竜血とは魔人や魔獣を生み出している魔竜の血だ。
「エンブレムは魔法使いには刻めない。それは竜血と魔力の相性が良すぎて逆に人体に悪影響を及ぼす。魔法使いが竜血に少しでも触れただけで体調不良になるんだ」
「相性が良すぎるって意味がわからないんだが……」
「竜血と魔力はお互いがお互いを好むのさ。この二つが融合すると人体の細胞が暴走して体が黒く変色する。そして自我を失う」
「ちょっと待て、それってまさか……魔人か?」
リヴォルグは静かに頷く。
アルフィス自身、魔人はもともと人間なのは知っていたが、そんな理由で魔人化していたなんて初耳だった。

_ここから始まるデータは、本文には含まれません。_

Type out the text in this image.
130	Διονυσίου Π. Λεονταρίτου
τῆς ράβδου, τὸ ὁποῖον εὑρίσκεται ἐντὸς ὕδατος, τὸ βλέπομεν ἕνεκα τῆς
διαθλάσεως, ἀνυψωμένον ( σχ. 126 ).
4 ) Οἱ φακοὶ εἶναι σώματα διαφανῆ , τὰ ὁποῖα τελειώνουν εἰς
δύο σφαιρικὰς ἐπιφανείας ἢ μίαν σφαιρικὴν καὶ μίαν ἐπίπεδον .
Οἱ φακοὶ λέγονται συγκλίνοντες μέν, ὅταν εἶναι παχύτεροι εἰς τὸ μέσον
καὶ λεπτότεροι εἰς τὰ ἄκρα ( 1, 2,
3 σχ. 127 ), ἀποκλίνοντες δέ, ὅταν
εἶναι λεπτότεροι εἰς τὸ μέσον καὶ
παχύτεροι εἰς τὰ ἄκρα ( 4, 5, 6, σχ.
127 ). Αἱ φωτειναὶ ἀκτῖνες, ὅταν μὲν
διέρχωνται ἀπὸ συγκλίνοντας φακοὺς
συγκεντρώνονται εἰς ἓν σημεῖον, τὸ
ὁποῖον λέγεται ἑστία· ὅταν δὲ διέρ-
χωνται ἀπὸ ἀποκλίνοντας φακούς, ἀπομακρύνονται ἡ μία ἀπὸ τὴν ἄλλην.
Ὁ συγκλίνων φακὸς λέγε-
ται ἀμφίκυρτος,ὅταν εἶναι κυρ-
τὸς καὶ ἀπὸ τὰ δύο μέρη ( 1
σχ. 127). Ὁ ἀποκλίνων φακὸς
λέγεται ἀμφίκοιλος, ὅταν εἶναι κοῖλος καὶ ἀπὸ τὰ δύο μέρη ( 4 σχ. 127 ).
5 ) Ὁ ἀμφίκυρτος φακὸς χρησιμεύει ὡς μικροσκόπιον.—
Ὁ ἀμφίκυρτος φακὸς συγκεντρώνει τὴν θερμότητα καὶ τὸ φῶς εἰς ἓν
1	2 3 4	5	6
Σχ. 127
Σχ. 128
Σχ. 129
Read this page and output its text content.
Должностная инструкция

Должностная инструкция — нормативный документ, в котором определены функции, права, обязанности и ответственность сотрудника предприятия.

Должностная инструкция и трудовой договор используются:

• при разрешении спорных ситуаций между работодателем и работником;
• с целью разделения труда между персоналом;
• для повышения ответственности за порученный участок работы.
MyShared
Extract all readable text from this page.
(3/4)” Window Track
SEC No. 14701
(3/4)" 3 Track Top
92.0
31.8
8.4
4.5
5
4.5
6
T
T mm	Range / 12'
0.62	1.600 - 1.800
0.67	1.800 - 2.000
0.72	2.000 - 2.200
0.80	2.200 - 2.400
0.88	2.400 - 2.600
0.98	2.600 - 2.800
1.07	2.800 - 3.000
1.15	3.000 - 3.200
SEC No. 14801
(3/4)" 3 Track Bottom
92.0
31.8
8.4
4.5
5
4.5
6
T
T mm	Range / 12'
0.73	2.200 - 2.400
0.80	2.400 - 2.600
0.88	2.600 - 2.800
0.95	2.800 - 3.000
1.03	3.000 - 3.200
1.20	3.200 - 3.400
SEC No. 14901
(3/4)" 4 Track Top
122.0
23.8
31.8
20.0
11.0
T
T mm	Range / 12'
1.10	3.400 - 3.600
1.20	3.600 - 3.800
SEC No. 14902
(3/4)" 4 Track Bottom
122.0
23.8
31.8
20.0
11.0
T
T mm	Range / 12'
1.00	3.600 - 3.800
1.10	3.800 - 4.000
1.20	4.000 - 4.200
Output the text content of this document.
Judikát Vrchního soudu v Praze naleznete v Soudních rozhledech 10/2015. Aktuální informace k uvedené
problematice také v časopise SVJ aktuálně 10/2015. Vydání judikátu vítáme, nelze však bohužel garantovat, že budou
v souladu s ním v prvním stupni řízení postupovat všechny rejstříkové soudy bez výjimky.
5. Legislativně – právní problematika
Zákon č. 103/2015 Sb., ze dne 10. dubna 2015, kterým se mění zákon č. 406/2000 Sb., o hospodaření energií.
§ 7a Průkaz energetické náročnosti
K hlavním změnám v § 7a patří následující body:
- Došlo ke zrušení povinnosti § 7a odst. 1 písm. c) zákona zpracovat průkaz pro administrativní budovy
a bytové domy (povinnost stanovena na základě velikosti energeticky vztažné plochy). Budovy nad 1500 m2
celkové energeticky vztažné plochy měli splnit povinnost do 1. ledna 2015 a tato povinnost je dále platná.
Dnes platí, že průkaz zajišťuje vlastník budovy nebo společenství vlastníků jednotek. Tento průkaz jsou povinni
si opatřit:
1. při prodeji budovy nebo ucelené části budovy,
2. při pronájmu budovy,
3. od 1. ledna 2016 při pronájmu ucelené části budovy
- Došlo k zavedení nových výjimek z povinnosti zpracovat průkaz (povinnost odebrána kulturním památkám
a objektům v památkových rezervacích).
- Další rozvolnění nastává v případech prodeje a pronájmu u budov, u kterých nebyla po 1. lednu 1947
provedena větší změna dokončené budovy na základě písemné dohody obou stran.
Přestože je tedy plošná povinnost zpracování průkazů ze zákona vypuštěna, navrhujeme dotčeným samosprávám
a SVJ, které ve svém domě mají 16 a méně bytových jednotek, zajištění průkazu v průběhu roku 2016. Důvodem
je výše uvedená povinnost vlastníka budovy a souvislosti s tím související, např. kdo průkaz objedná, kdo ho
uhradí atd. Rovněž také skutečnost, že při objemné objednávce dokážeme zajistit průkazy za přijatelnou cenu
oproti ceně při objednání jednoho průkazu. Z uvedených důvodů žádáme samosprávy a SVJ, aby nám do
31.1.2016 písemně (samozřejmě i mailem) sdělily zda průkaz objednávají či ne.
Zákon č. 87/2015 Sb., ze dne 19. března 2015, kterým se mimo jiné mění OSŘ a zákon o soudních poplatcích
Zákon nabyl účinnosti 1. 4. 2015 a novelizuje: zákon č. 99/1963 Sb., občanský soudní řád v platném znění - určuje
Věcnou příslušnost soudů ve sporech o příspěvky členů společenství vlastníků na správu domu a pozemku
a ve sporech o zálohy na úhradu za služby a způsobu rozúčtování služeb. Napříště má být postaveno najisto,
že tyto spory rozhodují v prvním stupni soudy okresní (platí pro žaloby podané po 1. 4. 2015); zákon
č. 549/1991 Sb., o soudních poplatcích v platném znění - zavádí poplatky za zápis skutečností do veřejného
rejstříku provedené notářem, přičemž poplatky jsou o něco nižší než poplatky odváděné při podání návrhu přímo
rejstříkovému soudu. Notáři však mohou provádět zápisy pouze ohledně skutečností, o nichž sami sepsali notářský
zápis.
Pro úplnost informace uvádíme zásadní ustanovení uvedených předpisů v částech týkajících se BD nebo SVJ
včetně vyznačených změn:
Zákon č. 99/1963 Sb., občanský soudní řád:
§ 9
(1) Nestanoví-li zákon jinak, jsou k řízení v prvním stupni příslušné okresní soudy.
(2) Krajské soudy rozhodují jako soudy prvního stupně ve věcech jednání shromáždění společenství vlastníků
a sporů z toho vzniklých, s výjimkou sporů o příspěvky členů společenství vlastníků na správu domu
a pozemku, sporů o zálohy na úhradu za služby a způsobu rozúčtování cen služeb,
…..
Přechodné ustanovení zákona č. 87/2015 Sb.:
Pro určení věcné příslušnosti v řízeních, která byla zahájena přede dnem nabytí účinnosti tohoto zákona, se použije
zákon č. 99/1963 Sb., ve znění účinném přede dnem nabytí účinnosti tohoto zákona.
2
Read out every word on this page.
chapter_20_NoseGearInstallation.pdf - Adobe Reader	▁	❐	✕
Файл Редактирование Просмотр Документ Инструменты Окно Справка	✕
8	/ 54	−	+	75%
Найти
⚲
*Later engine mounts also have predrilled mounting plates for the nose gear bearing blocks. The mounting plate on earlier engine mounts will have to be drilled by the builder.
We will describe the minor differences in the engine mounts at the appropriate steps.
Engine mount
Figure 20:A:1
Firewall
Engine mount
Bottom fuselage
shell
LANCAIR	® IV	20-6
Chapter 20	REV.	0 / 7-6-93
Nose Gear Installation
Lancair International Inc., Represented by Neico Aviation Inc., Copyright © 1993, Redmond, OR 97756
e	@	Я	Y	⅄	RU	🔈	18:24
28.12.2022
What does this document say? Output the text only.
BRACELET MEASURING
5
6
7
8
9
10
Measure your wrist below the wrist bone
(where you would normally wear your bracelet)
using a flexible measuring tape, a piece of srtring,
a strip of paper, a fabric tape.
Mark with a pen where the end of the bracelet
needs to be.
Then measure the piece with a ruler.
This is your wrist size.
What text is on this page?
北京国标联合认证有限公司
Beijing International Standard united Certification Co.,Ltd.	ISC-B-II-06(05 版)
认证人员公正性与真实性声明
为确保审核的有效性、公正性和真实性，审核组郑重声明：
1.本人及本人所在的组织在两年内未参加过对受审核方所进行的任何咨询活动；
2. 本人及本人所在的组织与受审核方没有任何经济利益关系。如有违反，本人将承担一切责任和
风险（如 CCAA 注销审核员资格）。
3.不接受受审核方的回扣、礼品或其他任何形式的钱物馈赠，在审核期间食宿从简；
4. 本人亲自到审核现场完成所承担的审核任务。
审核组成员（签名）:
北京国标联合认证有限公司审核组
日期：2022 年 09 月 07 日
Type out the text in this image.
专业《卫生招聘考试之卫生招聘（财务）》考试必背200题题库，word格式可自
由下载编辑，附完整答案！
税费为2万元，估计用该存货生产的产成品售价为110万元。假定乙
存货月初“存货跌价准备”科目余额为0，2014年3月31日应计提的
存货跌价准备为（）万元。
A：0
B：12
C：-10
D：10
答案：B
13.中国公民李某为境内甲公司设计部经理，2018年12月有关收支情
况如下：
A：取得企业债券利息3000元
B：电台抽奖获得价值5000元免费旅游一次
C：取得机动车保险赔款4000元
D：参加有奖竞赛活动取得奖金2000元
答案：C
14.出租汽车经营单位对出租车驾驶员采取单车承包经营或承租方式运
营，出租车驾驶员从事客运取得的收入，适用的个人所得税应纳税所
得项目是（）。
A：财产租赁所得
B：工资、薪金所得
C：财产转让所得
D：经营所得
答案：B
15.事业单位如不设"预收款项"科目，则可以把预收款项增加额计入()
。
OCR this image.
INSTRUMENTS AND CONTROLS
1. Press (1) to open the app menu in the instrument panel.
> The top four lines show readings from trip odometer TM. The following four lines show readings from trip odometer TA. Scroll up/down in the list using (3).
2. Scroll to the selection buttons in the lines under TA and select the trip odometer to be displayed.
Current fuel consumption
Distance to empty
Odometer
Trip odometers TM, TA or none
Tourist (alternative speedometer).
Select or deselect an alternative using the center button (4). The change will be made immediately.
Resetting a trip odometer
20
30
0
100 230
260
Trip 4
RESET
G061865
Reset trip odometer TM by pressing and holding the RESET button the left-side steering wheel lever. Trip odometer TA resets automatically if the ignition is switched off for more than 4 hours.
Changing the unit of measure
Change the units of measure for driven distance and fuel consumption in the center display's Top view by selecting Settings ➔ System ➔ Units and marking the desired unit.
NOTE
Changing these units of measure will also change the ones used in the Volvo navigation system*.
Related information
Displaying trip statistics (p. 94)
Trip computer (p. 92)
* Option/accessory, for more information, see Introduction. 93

「逆に女性は魔力を持たないのでその心配は無い。そこで人体に竜血を使ってエンブレムを描くと、この世界では最強のスキルであるアンチマジックを発動できるようになる。ただし問題がある」
「問題?」
「エンブレムを過度に発動したり、形状を変えすぎると竜血が暴走し始める。そして人体に悪影響を及ぼして最後は魔人になる」
アルフィスは言葉を失っていた。
ということはアメリアが今置かれている状況とは、魔人化し始めているということなのか。
「君は特殊個体を見たことは?」
「あ、ああ、口が裂けてるやつを倒したんだ」
「なるほど。セレンが君に二つ名を与えた理由がわかったよ。あの鉄のような体の魔人を拳で倒すなんて常軌を逸してるな」
褒められてるのかなんなのかわからなかったアルフィスは複雑な気持ちだった。
「特殊個体はみんな元聖騎士なんだ」
「そんな……じゃあ母さんは……」
「そこに向かっているということになる。まぁ大体の女性はその前に亡くなるがね」
アルフィスの脳はもうついていけていない。
ただの病気だと思ったら、そんな深刻なことだったとは。
アルフィスは帰ったら猫アルを殴らねばと心に誓った。
「そして医療都市ダイナ・ロアでは今、魔人を人間に戻す研究をしている。未完成ではあるが確かに薬もある」
「マジか!!」
「だが問題があるんだ」
また問題かとアルフィスがキレそうになっているが、間髪入れずリヴォルグが続けた。
「北に凄まじい強さの魔人が出現した。その魔人はゆっくりダイナ・ロアへ向かっている」
「凄まじい強さ?でもそいつさえ倒せば行けるんだろ?」
「理屈はそうだ。だが私含めて、この国の精鋭30人で戦ったが倒せずに逃げられた」
強者と聞いただけで心が弾む流石のアルフィスでも、この話には息を呑んだ。
目の前にいるリヴォルグは火の国のシックス・ホルダーであるセレンと同等かそれ以上の強さだ。
そのリヴォルグを含めて30人で戦って勝てない魔人とはどれほど強いのか。
「そこで、取引しないか?」
「なに?……ってまた取引かよ」
猫アルだったり、アゲハだったり、どれだけこの世界の人間は取引が好きなのかとアルフィスは呆れる。
「君を北のダイナ・ロアまで連れて行こう。そのかわりに……」
「かわりに?」
「メルティーナをもらってやってくれ」
「はぁ?」
アルフィスは全く意味がわからなかった。
メルティーナも突然のことで言葉を失っている。
もらってやってくれというのはつまり結婚してやってくれということだろう。
戸惑うアルフィスをよそにリヴォルグの表情は本気そのものだ。